Идриал встречается в минерале идриалит, который содержит киноварь, или сернистую ртуть, извлекаемую с помощью бензола. В формулу идриала входят бензол и четыре инвертированных этилена, то есть 4С4Н2. Эти четыре молекулы С4Н2 имеют молекулярный вес двести, то есть такой же, как у ртути. А ртуть, да будет тебе известно, добывают в Идрии[52]. Кстати, поскольку ртуть еще называют живым серебром, я объясню, что такое серебро. В том же учебнике, на странице сто сорок шесть, написано, что серебро можно рассматривать как две молекулы С4Н5, то есть вывести его из аллантоинового серебра!..[53] Вот два величайших открытия, сделанных в области химии с тех пор, как Дальтон вывел закон кратных отношений! И совершил эти открытия я! Так и знай!

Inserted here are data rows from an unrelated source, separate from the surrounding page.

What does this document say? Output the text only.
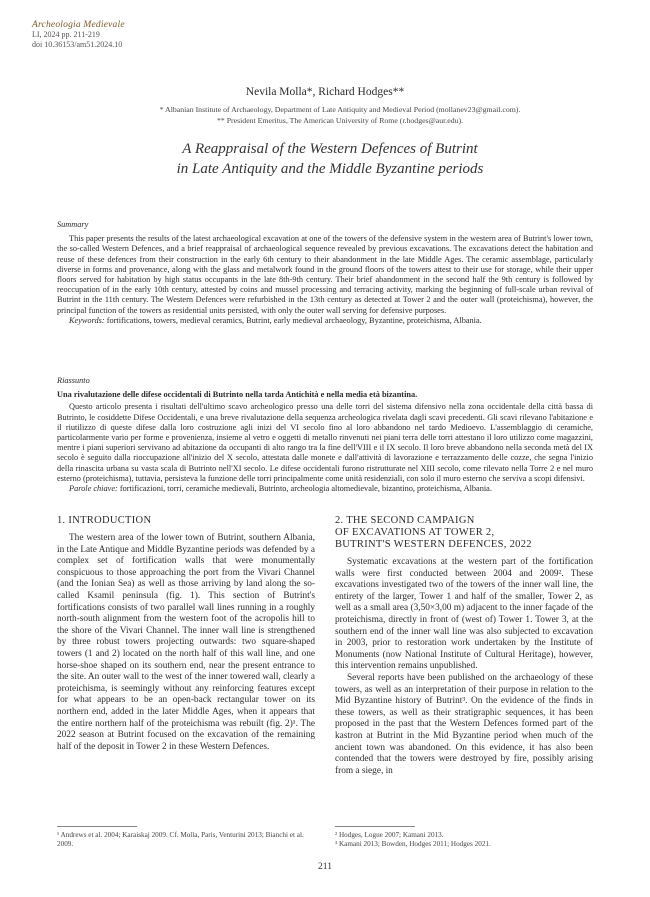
Archeologia Medievale
LI, 2024 pp. 211-219
doi 10.36153/am51.2024.10
Nevila Molla*, Richard Hodges**
* Albanian Institute of Archaeology, Department of Late Antiquity and Medieval Period (mollanev23@gmail.com).
** President Emeritus, The American University of Rome (r.hodges@aur.edu).
A Reappraisal of the Western Defences of Butrint
in Late Antiquity and the Middle Byzantine periods

Summary

This paper presents the results of the latest archaeological excavation at one of the towers of the defensive system in the western area of Butrint's lower town, the so-called Western Defences, and a brief reappraisal of archaeological sequence revealed by previous excavations. The excavations detect the habitation and reuse of these defences from their construction in the early 6th century to their abandonment in the late Middle Ages. The ceramic assemblage, particularly diverse in forms and provenance, along with the glass and metalwork found in the ground floors of the towers attest to their use for storage, while their upper floors served for habitation by high status occupants in the late 8th-9th century. Their brief abandonment in the second half the 9th century is followed by reoccupation of in the early 10th century, attested by coins and mussel processing and terracing activity, marking the beginning of full-scale urban revival of Butrint in the 11th century. The Western Defences were refurbished in the 13th century as detected at Tower 2 and the outer wall (proteichisma), however, the principal function of the towers as residential units persisted, with only the outer wall serving for defensive purposes.

Keywords: fortifications, towers, medieval ceramics, Butrint, early medieval archaeology, Byzantine, proteichisma, Albania.

Riassunto

Una rivalutazione delle difese occidentali di Butrinto nella tarda Antichità e nella media età bizantina.

Questo articolo presenta i risultati dell'ultimo scavo archeologico presso una delle torri del sistema difensivo nella zona occidentale della città bassa di Butrinto, le cosiddette Difese Occidentali, e una breve rivalutazione della sequenza archeologica rivelata dagli scavi precedenti. Gli scavi rilevano l'abitazione e il riutilizzo di queste difese dalla loro costruzione agli inizi del VI secolo fino al loro abbandono nel tardo Medioevo. L'assemblaggio di ceramiche, particolarmente vario per forme e provenienza, insieme al vetro e oggetti di metallo rinvenuti nei piani terra delle torri attestano il loro utilizzo come magazzini, mentre i piani superiori servivano ad abitazione da occupanti di alto rango tra la fine dell'VIII e il IX secolo. Il loro breve abbandono nella seconda metà del IX secolo è seguito dalla rioccupazione all'inizio del X secolo, attestata dalle monete e dall'attività di lavorazione e terrazzamento delle cozze, che segna l'inizio della rinascita urbana su vasta scala di Butrinto nell'XI secolo. Le difese occidentali furono ristrutturate nel XIII secolo, come rilevato nella Torre 2 e nel muro esterno (proteichisma), tuttavia, persisteva la funzione delle torri principalmente come unità residenziali, con solo il muro esterno che serviva a scopi difensivi.

Parole chiave: fortificazioni, torri, ceramiche medievali, Butrinto, archeologia altomedievale, bizantino, proteichisma, Albania.

1. INTRODUCTION

The western area of the lower town of Butrint, southern Albania, in the Late Antique and Middle Byzantine periods was defended by a complex set of fortification walls that were monumentally conspicuous to those approaching the port from the Vivari Channel (and the Ionian Sea) as well as those arriving by land along the so-called Ksamil peninsula (fig. 1). This section of Butrint's fortifications consists of two parallel wall lines running in a roughly north-south alignment from the western foot of the acropolis hill to the shore of the Vivari Channel. The inner wall line is strengthened by three robust towers projecting outwards: two square-shaped towers (1 and 2) located on the north half of this wall line, and one horse-shoe shaped on its southern end, near the present entrance to the site. An outer wall to the west of the inner towered wall, clearly a proteichisma, is seemingly without any reinforcing features except for what appears to be an open-back rectangular tower on its northern end, added in the later Middle Ages, when it appears that the entire northern half of the proteichisma was rebuilt (fig. 2)¹. The 2022 season at Butrint focused on the excavation of the remaining half of the deposit in Tower 2 in these Western Defences.

2. THE SECOND CAMPAIGN
OF EXCAVATIONS AT TOWER 2,
BUTRINT'S WESTERN DEFENCES, 2022

Systematic excavations at the western part of the fortification walls were first conducted between 2004 and 2009². These excavations investigated two of the towers of the inner wall line, the entirety of the larger, Tower 1 and half of the smaller, Tower 2, as well as a small area (3,50×3,00 m) adjacent to the inner façade of the proteichisma, directly in front of (west of) Tower 1. Tower 3, at the southern end of the inner wall line was also subjected to excavation in 2003, prior to restoration work undertaken by the Institute of Monuments (now National Institute of Cultural Heritage), however, this intervention remains unpublished.

Several reports have been published on the archaeology of these towers, as well as an interpretation of their purpose in relation to the Mid Byzantine history of Butrint³. On the evidence of the finds in these towers, as well as their stratigraphic sequences, it has been proposed in the past that the Western Defences formed part of the kastron at Butrint in the Mid Byzantine period when much of the ancient town was abandoned. On this evidence, it has also been contended that the towers were destroyed by fire, possibly arising from a siege, in

¹ Andrews et al. 2004; Karaiskaj 2009. Cf. Molla, Paris, Venturini 2013; Bianchi et al. 2009.
² Hodges, Logue 2007; Kamani 2013.
³ Kamani 2013; Bowden, Hodges 2011; Hodges 2021.
211
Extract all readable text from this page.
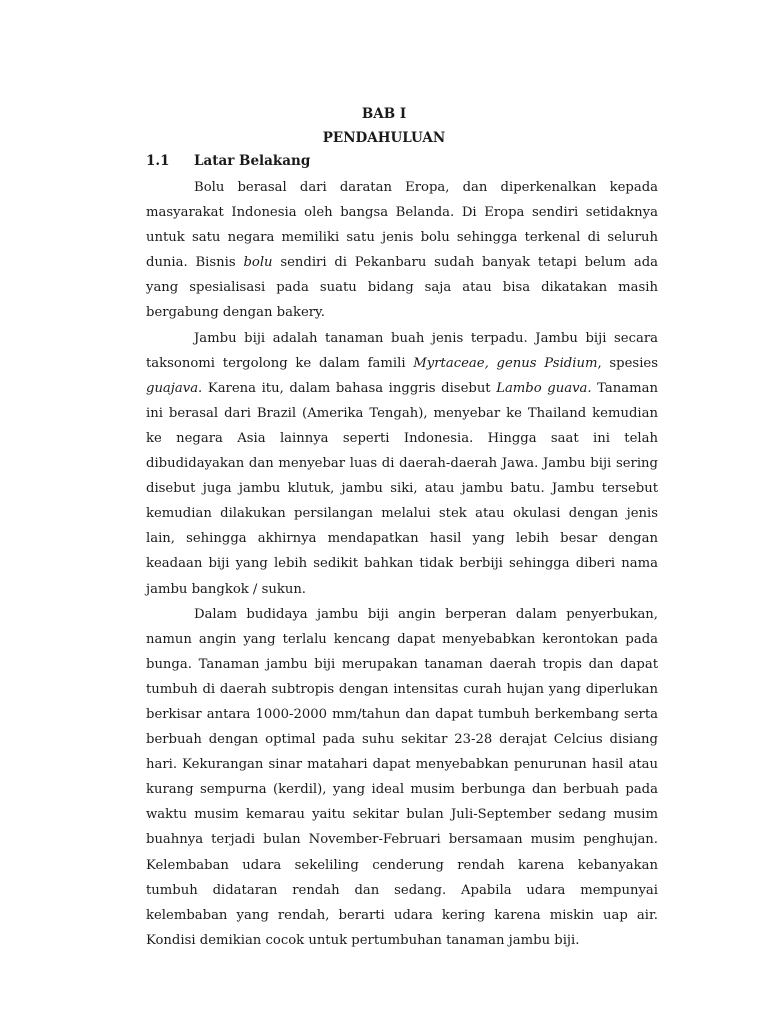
BAB I
PENDAHULUAN
1.1 Latar Belakang

Bolu berasal dari daratan Eropa, dan diperkenalkan kepada masyarakat Indonesia oleh bangsa Belanda. Di Eropa sendiri setidaknya untuk satu negara memiliki satu jenis bolu sehingga terkenal di seluruh dunia. Bisnis bolu sendiri di Pekanbaru sudah banyak tetapi belum ada yang spesialisasi pada suatu bidang saja atau bisa dikatakan masih bergabung dengan bakery.

Jambu biji adalah tanaman buah jenis terpadu. Jambu biji secara taksonomi tergolong ke dalam famili Myrtaceae, genus Psidium, spesies guajava. Karena itu, dalam bahasa inggris disebut Lambo guava. Tanaman ini berasal dari Brazil (Amerika Tengah), menyebar ke Thailand kemudian ke negara Asia lainnya seperti Indonesia. Hingga saat ini telah dibudidayakan dan menyebar luas di daerah-daerah Jawa. Jambu biji sering disebut juga jambu klutuk, jambu siki, atau jambu batu. Jambu tersebut kemudian dilakukan persilangan melalui stek atau okulasi dengan jenis lain, sehingga akhirnya mendapatkan hasil yang lebih besar dengan keadaan biji yang lebih sedikit bahkan tidak berbiji sehingga diberi nama jambu bangkok / sukun.

Dalam budidaya jambu biji angin berperan dalam penyerbukan, namun angin yang terlalu kencang dapat menyebabkan kerontokan pada bunga. Tanaman jambu biji merupakan tanaman daerah tropis dan dapat tumbuh di daerah subtropis dengan intensitas curah hujan yang diperlukan berkisar antara 1000-2000 mm/tahun dan dapat tumbuh berkembang serta berbuah dengan optimal pada suhu sekitar 23-28 derajat Celcius disiang hari. Kekurangan sinar matahari dapat menyebabkan penurunan hasil atau kurang sempurna (kerdil), yang ideal musim berbunga dan berbuah pada waktu musim kemarau yaitu sekitar bulan Juli-September sedang musim buahnya terjadi bulan November-Februari bersamaan musim penghujan. Kelembaban udara sekeliling cenderung rendah karena kebanyakan tumbuh didataran rendah dan sedang. Apabila udara mempunyai kelembaban yang rendah, berarti udara kering karena miskin uap air. Kondisi demikian cocok untuk pertumbuhan tanaman jambu biji.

— Какое невероятное высокомерие!

— А знаешь, что говорил Лютер? Вот что: «Ни один епископ за тысячу лет не получал от Бога таких даров, какими Он вознаградил меня. Ибо хвалить за Господни дары следует прежде всего себя самого».

— Верно, но в другом месте он сказал иначе: «До сорокалетнего возраста человек не более чем дитя». Это про тебя.

Связь с реальным миром ослабла, и больной, перестав осознавать присутствие сиделки, возобновил монолог с вкраплениями диалога, в котором ответные реплики подавались невидимыми персонажами.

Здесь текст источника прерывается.